Accurate simulation of bolted joints is not always consistent with industrial requirements, since numerous nonlinearities in the vicinity of the bolt can lead to overly expensive calculations. For this reason, commercial finite element (FE) codes preferentially use substitutes for bolts, such as simplified models or connectors. In this paper, a nonlinear FE connector with its identification methodology is proposed to model the behavior of a bolted assembly. The connector model is based on practical design parameters, such as bolt preload, friction coefficients, or plastic material parameters. The connector is based on a separation of the different phenomena governing the macroscopic behavior of a bolted assembly. The axial behavior of the connector reflects the preload effect and the axial stiffness of the assembly, while the tangential behavior of the connector takes into account the friction phenomena that occur in the vicinity of the bolt. At the same time, a plastic behavior law with isotropic hardening for the bolt is proposed. The identification of the connector parameters is performed on a generic elementary one-bolt assembly. The connector is implemented in ABAQUS through a user-element subroutine. Comparisons of quasi-static responses between large-scale full 3D calculations and simulations with connectors on different bolted assemblies are provided. The results obtained are very similar, while observing a significant reduction in CPU time.
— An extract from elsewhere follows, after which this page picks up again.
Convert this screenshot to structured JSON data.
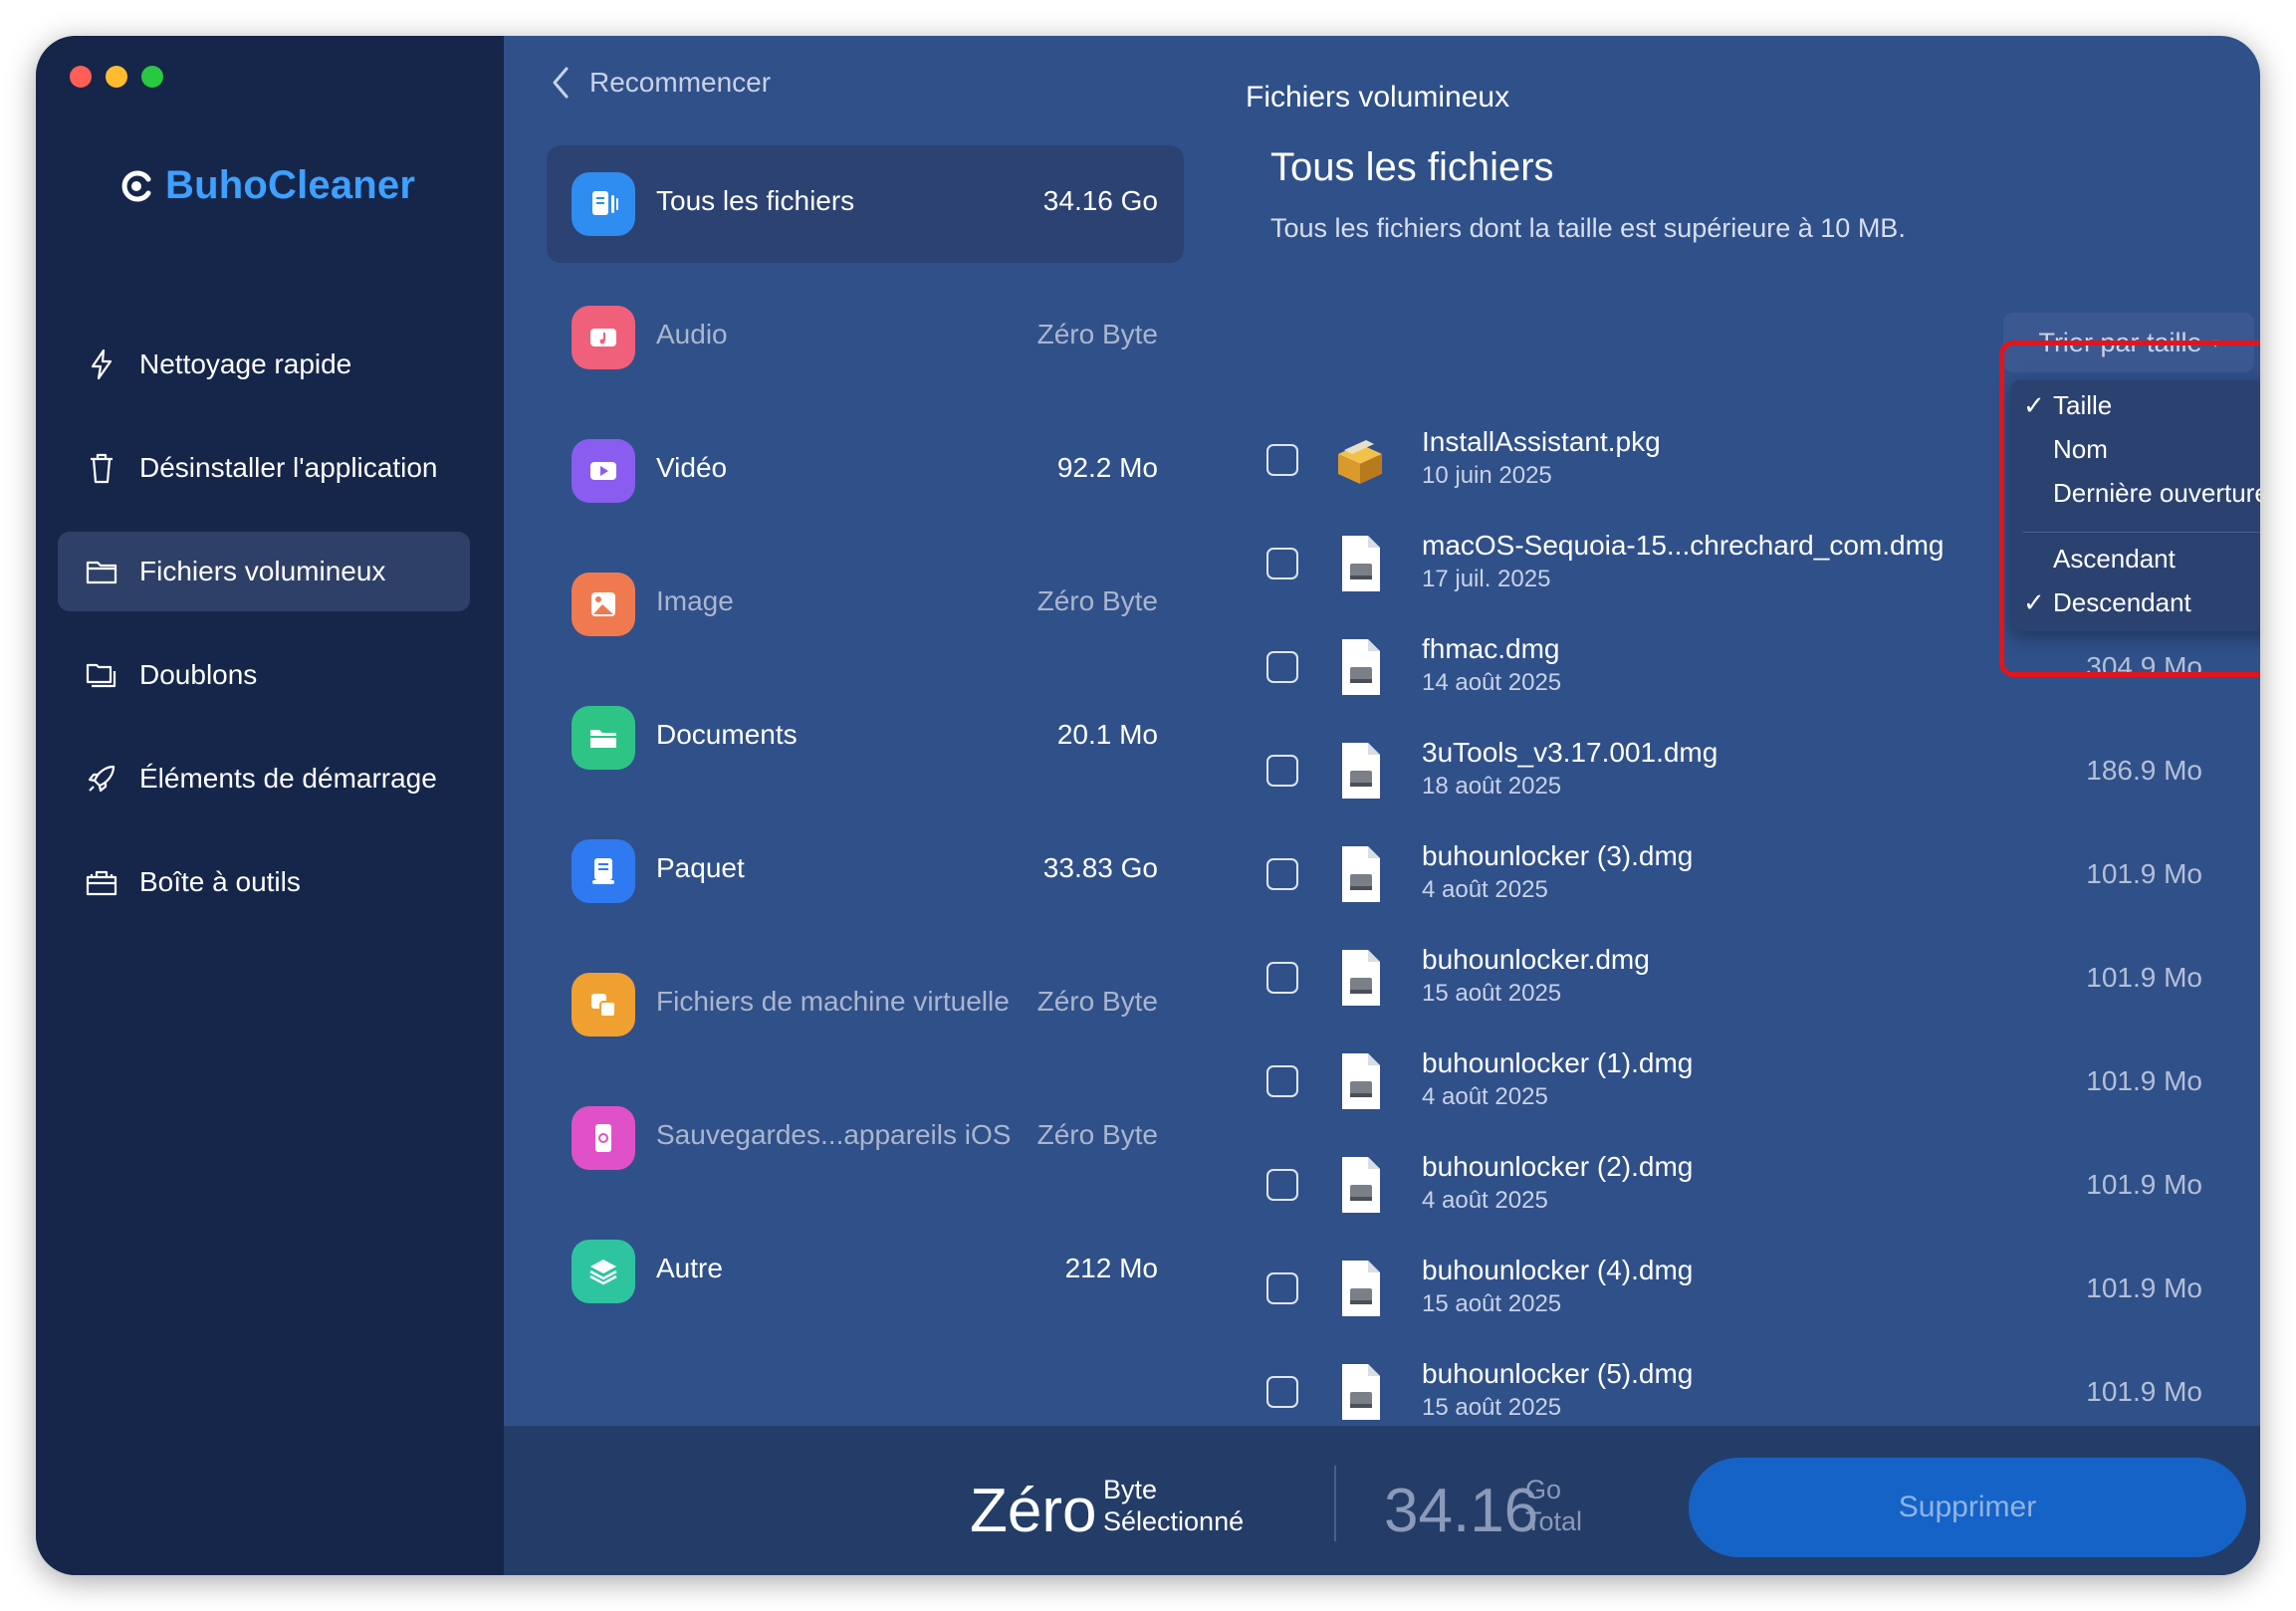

螺栓连接的精确模拟并不总是与工业要求一致，因为螺栓附近的许多非线性会导致计算成本过高。因此，商业有限元（FE）代码优先使用螺栓的替代品，例如简化模型或连接器。在本文中，提出了一种非线性有限元连接器及其识别方法，以对螺栓装配的行为进行建模。连接器模型基于实际设计参数，例如螺栓预紧力，摩擦系数或塑料材料参数。连接器基于控制螺栓组件宏观行为的不同现象的分离。连接器的轴向性能反映了预紧效应和组件的轴向刚度，而连接器的切线行为考虑了在螺栓附近发生的摩擦现象。同时，提出了螺栓各向同性硬化的塑性行为定律。连接器参数的识别是在通用基本单螺栓组件上执行的。该连接器通过用户元素子例程在ABAQUS中实现。提供了在使用不同螺栓连接的连接器上进行的大规模完整3D计算和仿真之间的准静态响应的比较。获得的结果非常相似，同时观察到CPU时间的显着减少。连接器参数的识别是在通用基本单螺栓组件上执行的。该连接器通过用户元素子例程在ABAQUS中实现。提供了在使用不同螺栓连接的连接器上进行的大规模完整3D计算和仿真之间的准静态响应的比较。获得的结果非常相似，同时观察到CPU时间的显着减少。连接器参数的识别是在通用基本单螺栓组件上执行的。该连接器通过用户元素子例程在ABAQUS中实现。提供了在使用不同螺栓连接的连接器上进行的大规模完整3D计算和仿真之间的准静态响应的比较。获得的结果非常相似，同时观察到CPU时间的显着减少。